After missing deadline, opponents file suit to stop measure

After missing deadline, opponents file suit to stop measure

Michele Ellson

Updated at 3:49 p.m. Friday, March 23

Opponents of a proposed half-cent sales tax have filed a suit to try to get the measure yanked from the June 5 ballot after failing to hand in their ballot argument on time.

In a writ filed Friday in Alameda County Superior Court, an attorney for opponent Liz Williams argued that the city didn’t offer the public enough time to consider Measure C or turn in ballot arguments on the measure, and they questioned the accuracy of the ballot language. They want a judge to take the measure off the ballot, require the city to change the ballot language and require their opposition argument be included with the proponents’ argument in favor, which was submitted on time.

Opponents asked to submit their argument Monday but were rebuffed because it was past the deadline, they said in the court filing, and City Clerk Lara Weisiger confirmed in an e-mail to them Thursday that the city had no plans to withdraw or amend the measure. A hearing is scheduled for April 18, though opponents have asked for an earlier date, saying ballot materials are to be printed in early April.

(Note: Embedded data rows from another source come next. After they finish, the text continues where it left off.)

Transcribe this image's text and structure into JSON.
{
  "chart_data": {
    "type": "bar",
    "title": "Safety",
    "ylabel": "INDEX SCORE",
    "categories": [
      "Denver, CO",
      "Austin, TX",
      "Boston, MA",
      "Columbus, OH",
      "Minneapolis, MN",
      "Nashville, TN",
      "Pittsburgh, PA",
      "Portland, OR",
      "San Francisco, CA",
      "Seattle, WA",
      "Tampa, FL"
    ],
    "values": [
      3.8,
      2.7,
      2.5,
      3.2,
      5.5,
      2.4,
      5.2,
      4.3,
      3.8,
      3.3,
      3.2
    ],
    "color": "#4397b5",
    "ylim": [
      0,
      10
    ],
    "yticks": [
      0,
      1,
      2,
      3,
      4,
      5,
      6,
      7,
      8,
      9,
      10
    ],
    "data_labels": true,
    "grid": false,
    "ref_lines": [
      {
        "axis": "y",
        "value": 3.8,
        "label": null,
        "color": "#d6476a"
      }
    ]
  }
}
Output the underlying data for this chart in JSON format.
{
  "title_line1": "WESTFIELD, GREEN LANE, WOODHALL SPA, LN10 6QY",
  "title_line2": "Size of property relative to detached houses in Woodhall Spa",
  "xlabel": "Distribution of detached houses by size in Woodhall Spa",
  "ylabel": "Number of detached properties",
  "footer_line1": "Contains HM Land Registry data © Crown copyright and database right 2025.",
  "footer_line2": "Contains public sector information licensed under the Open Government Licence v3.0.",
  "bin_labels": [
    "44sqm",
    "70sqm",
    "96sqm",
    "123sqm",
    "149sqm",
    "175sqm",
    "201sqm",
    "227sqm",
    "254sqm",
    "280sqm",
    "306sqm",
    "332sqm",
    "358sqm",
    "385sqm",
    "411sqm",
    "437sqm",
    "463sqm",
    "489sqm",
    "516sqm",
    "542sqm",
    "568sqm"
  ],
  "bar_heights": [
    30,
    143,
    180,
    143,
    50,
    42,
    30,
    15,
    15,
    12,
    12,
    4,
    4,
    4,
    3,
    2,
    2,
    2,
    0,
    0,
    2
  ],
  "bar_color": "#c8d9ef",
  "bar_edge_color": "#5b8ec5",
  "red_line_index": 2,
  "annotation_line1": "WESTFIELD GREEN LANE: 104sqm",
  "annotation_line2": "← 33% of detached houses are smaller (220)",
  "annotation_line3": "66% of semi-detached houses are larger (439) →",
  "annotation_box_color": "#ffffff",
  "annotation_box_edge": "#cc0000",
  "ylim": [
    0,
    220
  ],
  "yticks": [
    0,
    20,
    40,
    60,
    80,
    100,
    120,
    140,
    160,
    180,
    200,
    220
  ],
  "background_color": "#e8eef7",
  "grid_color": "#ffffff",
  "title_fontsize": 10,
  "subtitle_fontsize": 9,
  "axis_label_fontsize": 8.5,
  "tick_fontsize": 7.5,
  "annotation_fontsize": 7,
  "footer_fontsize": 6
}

Neither proponents nor opponents of the measure would comment on the suit.

A spokesperson for opponents of the tax said last week they’d be considering their legal options after they learned they had missed the deadline for submitting their ballot argument and that they had delivered it to the wrong agency. David Howard said the Alameda County Registrar of Voters accepted opponents’ ballot argument on March 16, then called later to try to get them to take it back; county election officials did not return a call seeking comment last week.

A staff report submitted to the City Council for the March 7 hearing where council members voted unanimously to put the tax on the ballot said arguments were due to the City Clerk on March 15.

The proposed tax hike would generate an estimated $54 million over 30 years, and proponents have said the money would be used to cover a list of building and equipment costs, including a new swim center, renovations to the Carnegie Library, a new mid-Island fire station with an emergency operations center, city vehicles and equipment.